I always heard 9mm sucked. I seldom waste a bullet on a possum.


----------



## Bellyman (Jul 6, 2013)

Allen W said:


> I always heard 9mm sucked. I seldom waste a bullet on a possum.


So what do you use on a possum, if you decide to waste a bullet, that is??


----------



## Allen W (Aug 2, 2008)

.22 get's the job done


----------



## FLAndy (Nov 6, 2015)

I've hunted all my life and have never shot a possum. I suppose a .17 or .22mag would be optimal, but the .22lr should do fine as well. I have shot several racoon with everything from a Sheridan .20 cal pellet rifle to a .223, but most with a Browning Buckmark .22lr on my trapline.


----------



## Silvercreek Farmer (Oct 13, 2005)

Thought I was upgrading my older Crosman Pumpmaster when I bought a 1000 fps Gamo break action, but the springer never was as accurate. I'd buy another pumpmaster, but new ones are smooth bores so they are probably not as as good as my old rifled one was. If I was buying one today, I might try one of the pumps with a rifled barrel over a springer.
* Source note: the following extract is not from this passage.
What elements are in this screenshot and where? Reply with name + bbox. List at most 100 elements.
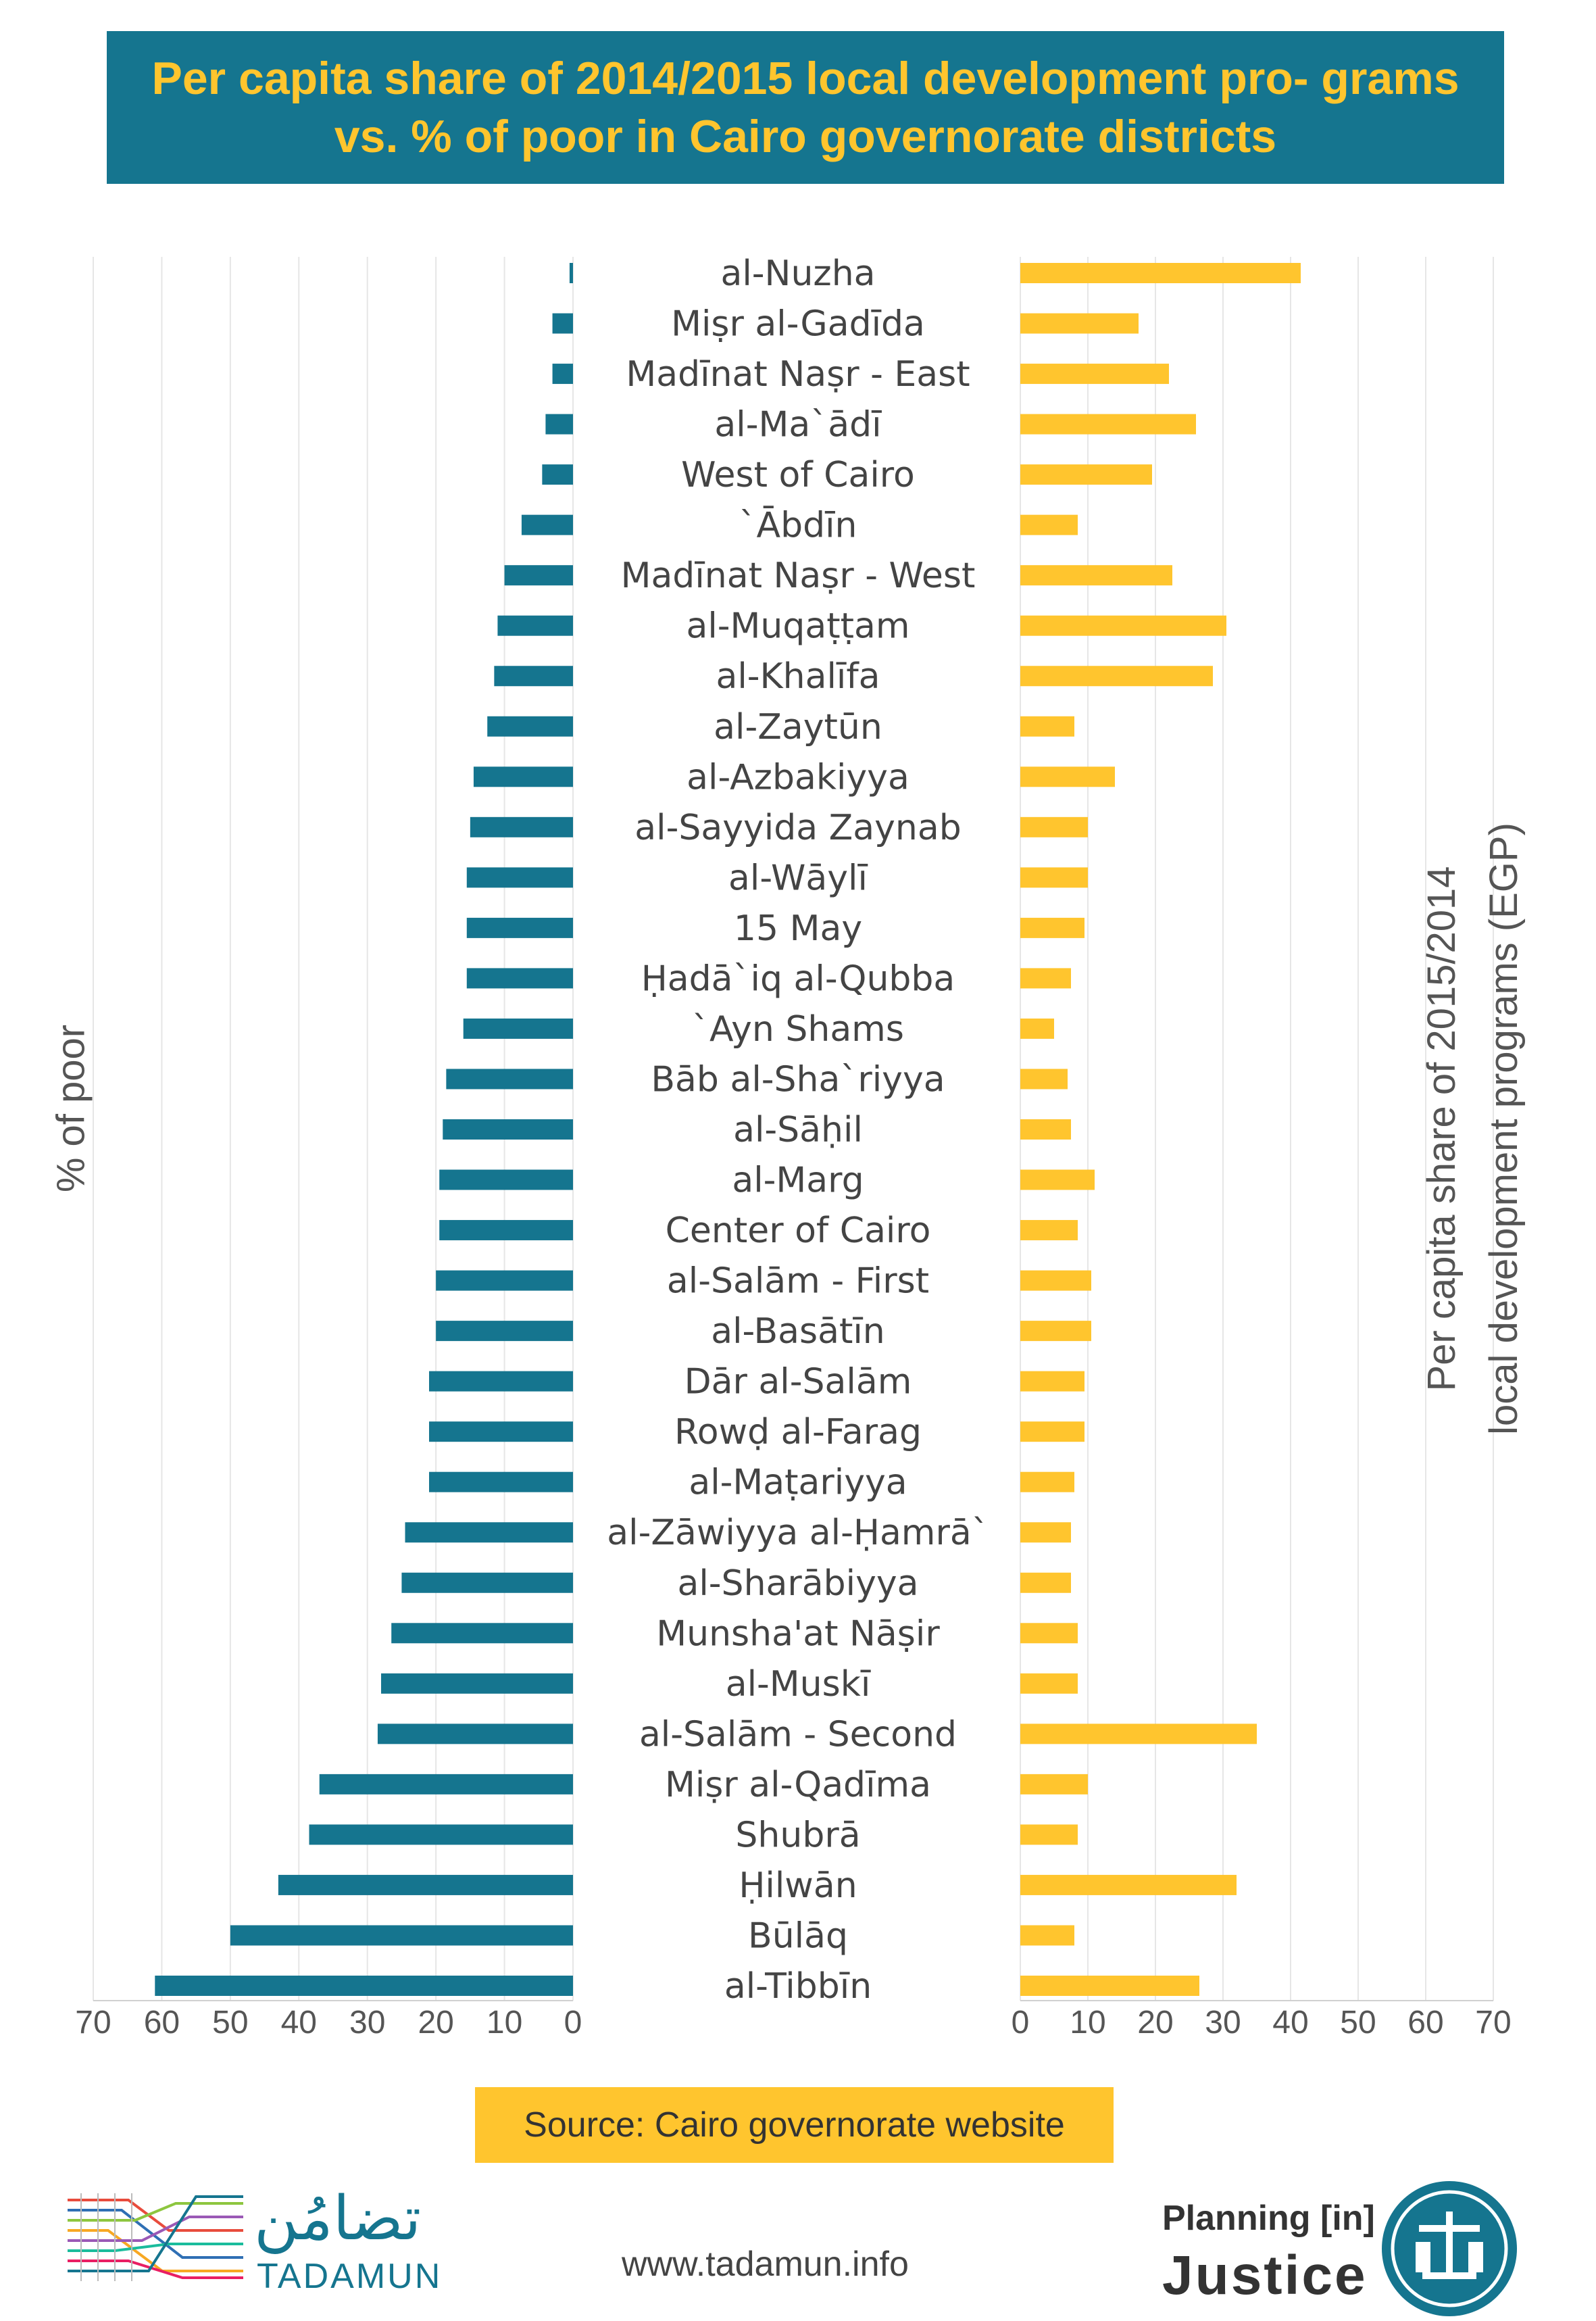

Nitro is interesting though...


----------



## mustangglp (Jul 7, 2015)

Bellyman said:


> So what do you use on a possum, if you decide to waste a bullet, that is??


My dogs kill them if they catch them never had any issue killing them with a 22lrr HP.


----------



## Irish Pixie (May 14, 2002)

I have a Gamo Big Cat 1250 that I use to shoot pigeons in the haymow. It works well.


----------